Caffrey y Kelleher empujaron la puerta de la taberna, una de esas puertas que se cierran solas.
—¡Eh! —gritaron, pues no había nadie.
Algunos vasos de cerveza medio vacíos se agriaban en las mesas que ningún paño solícito había fregado aún. Dos o tres taburetes yacían derribados por salidas precipitadas.
—¡Eh! —dijeron Caffrey y Kelleher.
Un hombre fue asomando gradualmente detrás del mostrador. No parecía muy tranquilo. Un mechón de pelo le acuchillaba la frente angosta, y lucía un bigotito de cabo austríaco.
—¡Finnegans wake! —exclamaron Kelleher y Caffrey.
—What do you say? —preguntó el tabernero.
—¡Finnegans wake! —aullaron los dos insurrectos.
—Yo —dijo Smith (pues tal era el apellido del tabernero)—, yo no me meto en política. Y que Dios salve al rey —añadió azuzado por un miedo estúpido.
—¿Nos lo cepillamos? —propuso Caffrey.
—El jefe nos ha recomendado que seamos correctos —replicó Kelleher.
Cogió una botella de Guinness y la cascó en el cráneo del tabernero Smith, cuya cabeza empezó a destilar stout-grenadine. Pero no estaba muerto, sino simplemente descalabrado.
—Danos un cajón de güisqui —dijo Caffrey— y diez de cerveza.
—Te firmaremos un vale de requisa —añadió Kelleher.

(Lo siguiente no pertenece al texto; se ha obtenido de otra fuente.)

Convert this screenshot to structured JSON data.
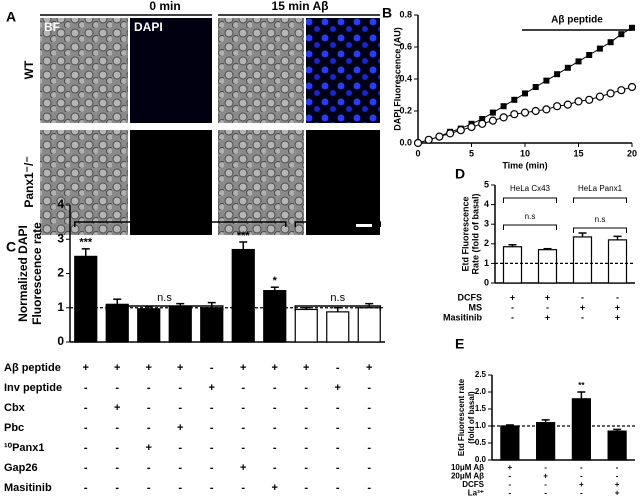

Smith, apoyado en el mostrador con ambas manos y atontado por el golpe, contemplaba con los ojos extraviados el stout-grenadine que se iba extendiendo sobre la caoba del mostrador.
—¡Venga! —dijo Caffrey—. ¡Muévete, tabernero infame!
Y le dio un empujón.
El otro se encabritó tímidamente en un espasmo de vitalidad; luego se desplomó, transpuesto, meando sangre por todas las venas del cráneo.
—Nos las arreglaremos sin él —dijo Kelleher—. Tú vete escribiendo el vale.
—Escríbelo tú —dijo Caffrey—. Yo iré por una carretilla.
—¿Y por qué no lo escribes tú?
—¿El qué?
—El vale.
—No, yo no.
—¿Por qué tú no?
Caffrey se rascó el cráneo.
—Déjame en paz.
—Eso no es una razón.
Junto a la cabeza del hombre se iba ensanchando el charco de sangre, tan hondo ya que Caffrey vio su cara reflejada en él, como en un espejo.
—Hay una razón —dijo Caffrey.
—Dila. Estamos perdiendo el tiempo.
—Es que no sé escribir.
Kelleher lo miró de arriba abajo. Procedían de grupos distintos y casi no se conocían. Caffrey, examinado, oyó decir primero:
—¡Qué desastre!
Y luego:
—Haberlo dicho antes. Anda, ve por la carretilla, que yo haré el vale.
Caffrey miró al hombre de la taberna, que yacía sin el menor resuello: hasta la sangre le había dejado de chorrear.
—¿Crees que está difunto?
—Vete a buscar la carretilla —dijo Kelleher.